Este foco nos pequenos exigiu um desenvolvimento estratégico do produto. A primeira geração do Smart HP foi um dos primeiros rádios full outdoor do mundo. Contava com recursos avançados, geralmente requisitados por engenheiros das grandes operadoras de telecomunicações. Mas as empresas com licenças para operar serviços de comunicação multimídia no interior do país queriam algo menos complexo.

SMART-HP-wi2be

“Precisávamos de um hardware de segunda geração mais plug&play, sem um monte das funcionalidades que as operadoras exigem, mas que para o SCM faz todo sentido”, lembra. A terceira geração do produto ficou ainda mais simples – e é fabricada hoje com não mais que duas placas de circuito. Mesmo assim, é um rádio de microondas capaz de operar nas frequências licenciadas que vão de 6,5 Ghz a 23 GHz.

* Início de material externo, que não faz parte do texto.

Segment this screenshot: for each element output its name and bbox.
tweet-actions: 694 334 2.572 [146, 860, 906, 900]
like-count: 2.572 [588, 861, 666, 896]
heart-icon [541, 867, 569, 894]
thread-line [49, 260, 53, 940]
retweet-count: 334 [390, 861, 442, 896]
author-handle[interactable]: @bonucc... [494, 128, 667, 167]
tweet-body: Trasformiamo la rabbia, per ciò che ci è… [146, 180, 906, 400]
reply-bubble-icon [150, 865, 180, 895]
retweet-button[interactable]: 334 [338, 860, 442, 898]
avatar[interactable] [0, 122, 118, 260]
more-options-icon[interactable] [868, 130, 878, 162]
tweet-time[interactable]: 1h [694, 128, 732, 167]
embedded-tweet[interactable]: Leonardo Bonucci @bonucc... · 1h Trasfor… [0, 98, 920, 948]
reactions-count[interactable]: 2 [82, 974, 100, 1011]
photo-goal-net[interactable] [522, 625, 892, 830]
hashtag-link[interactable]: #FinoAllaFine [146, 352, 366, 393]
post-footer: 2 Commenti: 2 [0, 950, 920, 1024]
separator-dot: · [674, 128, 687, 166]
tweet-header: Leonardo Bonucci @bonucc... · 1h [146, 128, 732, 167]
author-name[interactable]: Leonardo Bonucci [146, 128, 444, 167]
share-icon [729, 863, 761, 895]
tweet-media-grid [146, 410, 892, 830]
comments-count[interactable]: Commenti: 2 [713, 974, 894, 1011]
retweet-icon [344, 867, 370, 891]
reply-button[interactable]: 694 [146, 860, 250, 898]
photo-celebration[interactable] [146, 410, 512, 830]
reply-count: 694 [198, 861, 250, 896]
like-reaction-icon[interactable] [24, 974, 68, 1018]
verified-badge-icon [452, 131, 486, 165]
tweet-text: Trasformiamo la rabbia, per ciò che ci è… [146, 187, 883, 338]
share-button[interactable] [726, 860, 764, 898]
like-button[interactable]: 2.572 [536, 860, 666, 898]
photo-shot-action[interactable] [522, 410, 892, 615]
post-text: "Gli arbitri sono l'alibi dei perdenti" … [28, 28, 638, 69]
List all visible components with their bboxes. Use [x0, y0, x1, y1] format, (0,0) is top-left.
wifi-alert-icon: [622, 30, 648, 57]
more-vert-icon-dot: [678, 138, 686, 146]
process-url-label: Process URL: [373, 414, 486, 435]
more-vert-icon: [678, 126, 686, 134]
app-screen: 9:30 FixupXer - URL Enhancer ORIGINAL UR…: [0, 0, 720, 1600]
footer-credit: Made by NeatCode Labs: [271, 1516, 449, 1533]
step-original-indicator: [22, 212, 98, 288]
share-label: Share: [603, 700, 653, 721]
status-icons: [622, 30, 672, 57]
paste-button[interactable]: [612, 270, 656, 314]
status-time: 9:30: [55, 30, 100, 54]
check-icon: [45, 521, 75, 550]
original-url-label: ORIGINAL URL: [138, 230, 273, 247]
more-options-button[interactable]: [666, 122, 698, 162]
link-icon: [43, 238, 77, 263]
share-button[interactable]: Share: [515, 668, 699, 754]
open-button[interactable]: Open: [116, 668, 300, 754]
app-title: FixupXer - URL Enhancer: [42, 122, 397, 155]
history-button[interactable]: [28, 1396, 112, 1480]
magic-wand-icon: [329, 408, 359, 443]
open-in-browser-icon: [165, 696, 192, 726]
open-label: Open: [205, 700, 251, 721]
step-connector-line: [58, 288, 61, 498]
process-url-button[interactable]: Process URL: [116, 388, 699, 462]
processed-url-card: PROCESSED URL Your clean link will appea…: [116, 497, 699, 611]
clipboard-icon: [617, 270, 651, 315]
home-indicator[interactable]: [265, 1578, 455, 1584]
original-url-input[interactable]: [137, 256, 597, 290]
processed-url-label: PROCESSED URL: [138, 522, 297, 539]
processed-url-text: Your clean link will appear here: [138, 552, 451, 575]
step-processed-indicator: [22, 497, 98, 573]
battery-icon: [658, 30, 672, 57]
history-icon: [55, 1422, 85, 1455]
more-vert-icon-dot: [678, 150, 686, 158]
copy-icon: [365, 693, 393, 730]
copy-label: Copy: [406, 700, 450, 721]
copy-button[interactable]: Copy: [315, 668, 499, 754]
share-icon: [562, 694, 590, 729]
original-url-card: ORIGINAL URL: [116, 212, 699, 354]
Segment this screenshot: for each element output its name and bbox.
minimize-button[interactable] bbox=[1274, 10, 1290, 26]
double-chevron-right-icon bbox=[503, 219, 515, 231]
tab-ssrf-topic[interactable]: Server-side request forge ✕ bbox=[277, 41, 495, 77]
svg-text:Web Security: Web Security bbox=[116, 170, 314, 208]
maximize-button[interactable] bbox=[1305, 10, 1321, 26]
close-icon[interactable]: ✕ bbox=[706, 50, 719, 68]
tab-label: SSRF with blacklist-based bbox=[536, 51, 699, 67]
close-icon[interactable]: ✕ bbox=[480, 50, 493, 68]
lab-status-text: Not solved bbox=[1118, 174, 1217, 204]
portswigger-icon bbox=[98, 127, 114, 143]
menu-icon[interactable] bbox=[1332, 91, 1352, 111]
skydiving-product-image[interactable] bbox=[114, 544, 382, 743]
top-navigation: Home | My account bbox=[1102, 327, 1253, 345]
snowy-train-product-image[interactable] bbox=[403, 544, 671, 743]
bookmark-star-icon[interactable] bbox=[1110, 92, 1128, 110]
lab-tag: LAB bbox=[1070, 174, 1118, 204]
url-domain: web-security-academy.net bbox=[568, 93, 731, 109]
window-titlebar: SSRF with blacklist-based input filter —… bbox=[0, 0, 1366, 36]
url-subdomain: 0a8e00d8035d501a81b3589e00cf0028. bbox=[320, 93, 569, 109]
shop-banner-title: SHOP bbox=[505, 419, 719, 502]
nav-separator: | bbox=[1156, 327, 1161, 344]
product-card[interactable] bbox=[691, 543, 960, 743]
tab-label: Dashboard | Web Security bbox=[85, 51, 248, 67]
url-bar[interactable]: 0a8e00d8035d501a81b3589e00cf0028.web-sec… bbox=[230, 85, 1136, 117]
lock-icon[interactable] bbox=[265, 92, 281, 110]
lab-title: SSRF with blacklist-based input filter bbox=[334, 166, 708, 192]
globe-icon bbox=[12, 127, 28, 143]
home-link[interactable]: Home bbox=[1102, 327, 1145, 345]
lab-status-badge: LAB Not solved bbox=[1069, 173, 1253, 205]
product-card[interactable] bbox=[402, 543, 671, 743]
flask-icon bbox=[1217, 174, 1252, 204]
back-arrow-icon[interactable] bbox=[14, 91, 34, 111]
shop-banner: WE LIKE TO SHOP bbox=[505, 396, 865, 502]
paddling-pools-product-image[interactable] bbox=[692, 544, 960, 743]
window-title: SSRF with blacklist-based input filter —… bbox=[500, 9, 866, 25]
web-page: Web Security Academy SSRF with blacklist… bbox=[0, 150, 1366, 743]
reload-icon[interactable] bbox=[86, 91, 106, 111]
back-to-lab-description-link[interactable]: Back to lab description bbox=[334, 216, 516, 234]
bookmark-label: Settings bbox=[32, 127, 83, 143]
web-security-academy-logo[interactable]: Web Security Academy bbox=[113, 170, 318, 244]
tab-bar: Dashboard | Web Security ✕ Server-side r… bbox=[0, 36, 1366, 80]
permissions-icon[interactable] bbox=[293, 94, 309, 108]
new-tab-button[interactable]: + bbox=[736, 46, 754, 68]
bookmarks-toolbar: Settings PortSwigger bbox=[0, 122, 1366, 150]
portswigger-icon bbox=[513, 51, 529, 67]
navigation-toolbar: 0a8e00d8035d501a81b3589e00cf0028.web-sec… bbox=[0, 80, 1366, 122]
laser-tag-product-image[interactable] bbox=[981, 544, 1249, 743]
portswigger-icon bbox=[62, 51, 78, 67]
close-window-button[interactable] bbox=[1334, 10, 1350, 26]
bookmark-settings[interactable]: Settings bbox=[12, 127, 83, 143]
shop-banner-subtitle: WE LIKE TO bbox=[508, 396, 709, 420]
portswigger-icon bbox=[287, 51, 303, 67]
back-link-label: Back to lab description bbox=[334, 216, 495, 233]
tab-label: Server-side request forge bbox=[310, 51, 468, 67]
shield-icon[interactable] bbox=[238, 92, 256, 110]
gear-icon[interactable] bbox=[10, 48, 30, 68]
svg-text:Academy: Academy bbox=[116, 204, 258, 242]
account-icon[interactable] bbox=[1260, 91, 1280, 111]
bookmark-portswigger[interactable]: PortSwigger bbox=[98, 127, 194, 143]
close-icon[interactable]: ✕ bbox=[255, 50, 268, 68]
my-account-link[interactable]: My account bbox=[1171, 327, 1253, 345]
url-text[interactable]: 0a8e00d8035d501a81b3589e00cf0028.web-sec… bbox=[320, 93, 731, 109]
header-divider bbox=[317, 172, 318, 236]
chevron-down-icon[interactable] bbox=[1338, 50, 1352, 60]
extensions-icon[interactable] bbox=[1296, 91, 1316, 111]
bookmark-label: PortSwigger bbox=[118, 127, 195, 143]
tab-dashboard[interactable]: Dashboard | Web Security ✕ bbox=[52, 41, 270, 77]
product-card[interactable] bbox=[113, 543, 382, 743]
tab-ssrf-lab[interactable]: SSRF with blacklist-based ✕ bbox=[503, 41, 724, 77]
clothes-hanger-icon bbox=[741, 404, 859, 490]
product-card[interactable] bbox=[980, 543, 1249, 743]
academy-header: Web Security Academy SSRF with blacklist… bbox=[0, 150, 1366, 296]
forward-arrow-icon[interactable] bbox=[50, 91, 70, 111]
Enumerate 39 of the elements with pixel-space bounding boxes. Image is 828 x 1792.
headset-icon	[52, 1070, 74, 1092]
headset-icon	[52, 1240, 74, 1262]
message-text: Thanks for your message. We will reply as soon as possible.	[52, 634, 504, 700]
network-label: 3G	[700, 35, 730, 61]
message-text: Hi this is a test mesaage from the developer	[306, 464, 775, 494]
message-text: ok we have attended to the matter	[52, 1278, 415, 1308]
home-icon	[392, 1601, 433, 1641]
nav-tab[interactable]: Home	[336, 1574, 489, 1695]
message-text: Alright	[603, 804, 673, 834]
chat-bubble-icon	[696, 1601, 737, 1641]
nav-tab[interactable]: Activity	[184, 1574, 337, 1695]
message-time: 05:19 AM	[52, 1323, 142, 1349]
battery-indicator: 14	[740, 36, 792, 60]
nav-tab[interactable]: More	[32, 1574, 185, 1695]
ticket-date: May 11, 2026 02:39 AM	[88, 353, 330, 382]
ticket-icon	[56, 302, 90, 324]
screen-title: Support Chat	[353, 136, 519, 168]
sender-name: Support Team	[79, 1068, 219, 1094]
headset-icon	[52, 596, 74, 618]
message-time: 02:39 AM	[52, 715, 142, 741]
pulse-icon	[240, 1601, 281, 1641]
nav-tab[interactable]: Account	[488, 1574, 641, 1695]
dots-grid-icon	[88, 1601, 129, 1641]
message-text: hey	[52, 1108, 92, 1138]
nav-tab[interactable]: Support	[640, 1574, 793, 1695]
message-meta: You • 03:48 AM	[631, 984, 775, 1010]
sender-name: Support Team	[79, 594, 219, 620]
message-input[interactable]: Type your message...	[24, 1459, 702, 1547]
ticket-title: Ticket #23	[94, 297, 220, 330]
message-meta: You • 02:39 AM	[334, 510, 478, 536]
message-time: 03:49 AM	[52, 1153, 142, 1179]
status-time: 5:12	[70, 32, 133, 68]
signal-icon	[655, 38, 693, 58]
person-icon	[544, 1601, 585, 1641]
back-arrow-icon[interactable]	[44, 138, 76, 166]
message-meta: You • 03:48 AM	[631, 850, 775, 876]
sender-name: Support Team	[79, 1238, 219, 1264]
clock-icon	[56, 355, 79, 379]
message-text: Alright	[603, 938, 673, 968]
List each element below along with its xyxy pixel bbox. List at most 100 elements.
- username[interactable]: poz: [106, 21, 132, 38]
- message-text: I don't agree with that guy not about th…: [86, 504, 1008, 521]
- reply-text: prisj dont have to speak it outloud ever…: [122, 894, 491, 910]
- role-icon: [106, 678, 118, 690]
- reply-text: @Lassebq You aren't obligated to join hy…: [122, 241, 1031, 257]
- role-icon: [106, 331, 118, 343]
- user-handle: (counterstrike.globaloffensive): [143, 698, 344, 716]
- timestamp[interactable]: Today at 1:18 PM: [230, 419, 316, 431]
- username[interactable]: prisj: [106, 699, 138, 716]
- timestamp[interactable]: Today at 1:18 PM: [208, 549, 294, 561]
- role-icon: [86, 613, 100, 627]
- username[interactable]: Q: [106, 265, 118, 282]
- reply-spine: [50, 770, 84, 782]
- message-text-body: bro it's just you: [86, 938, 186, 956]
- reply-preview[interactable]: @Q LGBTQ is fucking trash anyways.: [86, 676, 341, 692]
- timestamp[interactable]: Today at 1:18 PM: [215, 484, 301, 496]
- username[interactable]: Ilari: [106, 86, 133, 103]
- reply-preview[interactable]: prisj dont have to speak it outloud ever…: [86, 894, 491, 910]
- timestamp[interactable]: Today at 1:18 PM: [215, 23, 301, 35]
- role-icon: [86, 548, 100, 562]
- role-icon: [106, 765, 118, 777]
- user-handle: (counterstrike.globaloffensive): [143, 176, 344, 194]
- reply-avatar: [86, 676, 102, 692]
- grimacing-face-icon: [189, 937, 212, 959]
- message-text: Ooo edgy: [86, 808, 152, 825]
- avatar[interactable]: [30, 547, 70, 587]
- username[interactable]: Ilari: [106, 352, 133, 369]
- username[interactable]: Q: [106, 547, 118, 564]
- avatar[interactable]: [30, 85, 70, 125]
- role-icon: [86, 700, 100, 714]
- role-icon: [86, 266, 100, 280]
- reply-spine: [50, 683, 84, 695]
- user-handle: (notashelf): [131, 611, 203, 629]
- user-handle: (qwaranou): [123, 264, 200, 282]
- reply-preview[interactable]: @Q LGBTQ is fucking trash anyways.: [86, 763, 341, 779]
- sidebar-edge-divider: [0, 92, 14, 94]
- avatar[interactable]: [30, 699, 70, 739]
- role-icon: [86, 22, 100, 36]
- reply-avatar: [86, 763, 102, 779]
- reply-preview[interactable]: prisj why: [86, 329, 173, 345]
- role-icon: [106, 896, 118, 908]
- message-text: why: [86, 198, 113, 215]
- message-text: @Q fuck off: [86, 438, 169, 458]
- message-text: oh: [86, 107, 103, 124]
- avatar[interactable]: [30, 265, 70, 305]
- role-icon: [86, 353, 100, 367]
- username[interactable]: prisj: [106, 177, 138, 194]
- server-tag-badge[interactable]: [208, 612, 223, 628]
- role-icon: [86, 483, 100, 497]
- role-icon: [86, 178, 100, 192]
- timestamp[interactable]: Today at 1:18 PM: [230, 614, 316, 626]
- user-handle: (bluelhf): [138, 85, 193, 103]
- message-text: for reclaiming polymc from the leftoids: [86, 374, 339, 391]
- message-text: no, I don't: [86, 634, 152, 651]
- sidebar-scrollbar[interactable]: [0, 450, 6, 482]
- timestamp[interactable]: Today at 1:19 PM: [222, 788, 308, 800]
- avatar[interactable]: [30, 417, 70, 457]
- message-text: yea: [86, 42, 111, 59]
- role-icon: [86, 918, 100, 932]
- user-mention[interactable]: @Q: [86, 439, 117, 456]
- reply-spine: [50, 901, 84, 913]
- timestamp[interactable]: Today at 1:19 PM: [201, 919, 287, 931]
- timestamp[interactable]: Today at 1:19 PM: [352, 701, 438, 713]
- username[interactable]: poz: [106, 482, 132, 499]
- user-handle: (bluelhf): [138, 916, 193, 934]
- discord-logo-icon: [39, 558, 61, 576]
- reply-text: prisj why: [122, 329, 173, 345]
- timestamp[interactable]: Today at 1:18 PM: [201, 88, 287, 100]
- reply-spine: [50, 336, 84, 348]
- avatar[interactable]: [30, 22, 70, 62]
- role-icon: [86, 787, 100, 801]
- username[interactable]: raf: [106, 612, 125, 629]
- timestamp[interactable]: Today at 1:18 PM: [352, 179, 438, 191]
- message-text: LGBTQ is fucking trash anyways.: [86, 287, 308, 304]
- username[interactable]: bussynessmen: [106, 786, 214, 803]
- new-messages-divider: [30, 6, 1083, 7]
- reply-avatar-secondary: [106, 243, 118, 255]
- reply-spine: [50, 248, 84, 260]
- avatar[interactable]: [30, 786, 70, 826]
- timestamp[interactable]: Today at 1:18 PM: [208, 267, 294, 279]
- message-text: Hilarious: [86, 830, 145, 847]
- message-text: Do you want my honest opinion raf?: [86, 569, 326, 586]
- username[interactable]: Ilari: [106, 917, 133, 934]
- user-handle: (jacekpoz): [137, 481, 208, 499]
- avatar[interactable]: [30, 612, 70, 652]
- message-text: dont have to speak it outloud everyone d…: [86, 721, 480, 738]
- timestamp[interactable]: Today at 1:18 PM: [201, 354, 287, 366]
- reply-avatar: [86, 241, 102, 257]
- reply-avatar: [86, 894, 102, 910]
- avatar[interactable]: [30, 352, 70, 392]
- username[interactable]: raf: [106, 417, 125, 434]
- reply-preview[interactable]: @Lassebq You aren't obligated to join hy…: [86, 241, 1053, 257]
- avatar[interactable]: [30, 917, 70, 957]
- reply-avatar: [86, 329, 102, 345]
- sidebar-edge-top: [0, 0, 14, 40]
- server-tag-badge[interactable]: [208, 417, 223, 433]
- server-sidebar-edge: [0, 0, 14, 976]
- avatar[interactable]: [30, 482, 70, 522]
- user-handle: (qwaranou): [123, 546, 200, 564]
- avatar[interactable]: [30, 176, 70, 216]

O rádio tem capacidade de 477 mbps, com portadoras de 60 Mhz. Uma atualização permitirá o uso de portadoras de 80 Mhz, largura de banda ainda não autorizada no Brasil. Mas isso não é um problema para Sérgio. “Temos a pretensão de exportar. Muitos países que aceitam essa configuração”, frisa.

A empresa investiu cerca de US$ 1 milhão do desenvolvimento da peça, no último ano. E deve colocar mais dinheiro para expandir a linha de produtos. “Hoje temos apenas o Smart HP, rádio de alta capacidade voltado paro o backbone dos provedores. Vamos fazer também variantes de baixa capacidade, para o usuário final. Terá capacidade de cerca de 100 Mbps e deverá se chamar Smart 100”, diz. A Wi2Be fatura R$ 19 milhões ao ano e entrega, em média, 100 enlaces (formado por um par de rádios) por mês. Metade destes enlaces são alugados. A meta para o ano é chegar em 1 mil enlaces e aumentar o faturamento para R$ 26 milhões, 36% que em 2014.